И только сейчас, подняв осколок зеркала и глядя в свое отражение, Грубер задумался. А вдруг это — те самые крайние обстоятельства, которые вынуждают на жесткие меры? Чудовище шло по следу безо всяких заморочек. Ему не нужны были ни нити, ни слепки. Оно определенно сильнее его. И оно определенно может куда больше.
— Я сейчас собираюсь сделать то, о чем пожалею, — сказал он в трубку Эни. Эни — единственная, кроме Авроры, кто знал, с чем он работает. Как он работает. И единственная, кому он не врал. Ее не нужно было оберегать от зла, потому что она сама уберегала. Не так активно, как он, конечно, — сидела в своем полуподвальчике, обвешенная амулетами и фенечками, выкатывала страх яйцами, снимала порчу и прочую хрень. Он приходил к ней раз в месяц — на чистку. Люди обычно не видят, сколько дряни на них цепляется, Грубер — видел. И очень удивился, когда узнал, что Эни видит тоже. Она была красивой немолодой женщиной, которая годилась ему если не в матери, то в старшие сестры. Но вела себя определенно, как мать. — Не вздумай, — тут же отрезала она, а потом подумала и спросила. — Что именно? — Мне нужно найти ребенка, — ответил Грубер. — Но на этот раз все сложнее, чем обычно, и я хочу попробовать применить другую технику… — Какую технику? — удивилась Эни. — Ты нихрена не разбираешься в техниках, милый. Ты сам не понимаешь, как у тебя это получается. Или я что-то пропустила? — Ты многого не знаешь, — тяжело вздохнул Грубер. — Так просвети меня, — попросила она и бросила кому-то в сторону. — Подождите минуту. Это важно, — а потом снова ему. — Давай, милый, рожай, а то у меня клиенты. — Я могу стать сильнее, — проговорил он, осторожно подбирая слова. — Но тогда я становлюсь… не совсем собой. И могу кому-то навредить. — Послушай, милый, — она сделала паузу, и он услышал — она куда-то идет. Подальше от клиентов, наверное. И говорит тише, почти шепотом, чтоб слышал только он. — Послушай меня. Тебе дана сила, и весь вопрос в том, ты будешь управлять ею или она — тобой. — Значит, ты советуешь не выпускать чудовище? — криво усмехнулся он. — Нет там чудовища, это все — ты. Просто становишься сильнее и безответственнее. Сила развращает. Я о другом беспокоюсь, милый. О твоем теле, пойми меня правильно. Грубер фыркнул в трубку. От разговора с Эни становилось легче. Ненадолго, не слишком, но легче. — И чем же мое тело тебя обеспокоило? — спросил он. — Как я надеялась, что этого разговора не будет, — вздохнула она. — Казался умным парнем, а такой же. Туда же. Все вы рано или поздно цепляетесь за эту силу. Учитесь доводить ее до предела. Ее и себя. — Все мы? — переспросил Грубер.
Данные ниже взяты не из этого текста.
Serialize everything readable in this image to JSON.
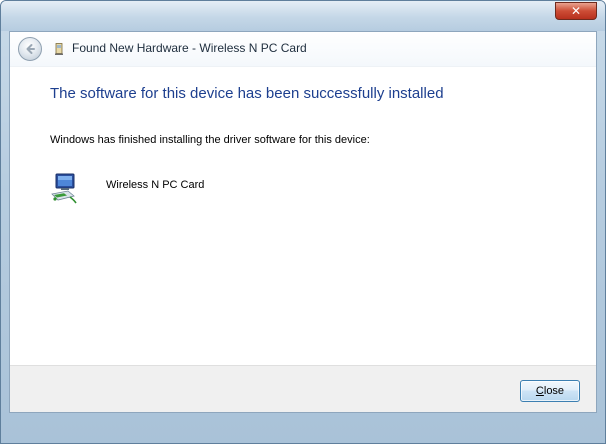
{
  "window": {
    "close_glyph": "✕"
  },
  "header": {
    "title": "Found New Hardware - Wireless N PC Card",
    "back_icon": "back-arrow-icon",
    "wizard_icon": "hardware-wizard-icon"
  },
  "main": {
    "heading": "The software for this device has been successfully installed",
    "info": "Windows has finished installing the driver software for this device:",
    "device": {
      "icon": "network-adapter-icon",
      "name": "Wireless N PC Card"
    }
  },
  "footer": {
    "close_mnemonic": "C",
    "close_rest": "lose"
  },
  "colors": {
    "heading": "#1d3f8f",
    "accent": "#3c7fb1"
  }
}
— Как твое тело переживает нагрузки, когда ты работаешь? Голова потом болит. Тошнит. Выворачивает, — уточнила Эни. Грубер молчал. — Как ты выдержишь новую нагрузку? Ты все-таки человек, парень. А сила в тебе — нечеловеческая. И если ты включишь ее на полную, она разорвет тебя изнутри, понимаешь? — продолжила она. — Понимаю, — мрачно согласился Грубер. — Спасибо, Эни. — Не делай глупостей, милый, — серьезно предупредила она. — Не надо! Он кивнул, будто она могла увидеть, и нажал на сброс. Вновь уставился в осколок зеркала и подумал, что да, ему становится плохо, но не во время работы — после. Но и эти боль и тошноту он научился капсулировать, удерживать. Значит, есть шанс удержаться и будучи чудовищем. Чудовища, они живучие. И будет, наверное, правильно, если чудовище спасет ребенка. Осталось лишь понять, как обуздать его. А что будет потом с человеком, это уже вопрос десятый.
Грубер подошел к столу, выдвинул ящик и вытащил альбом.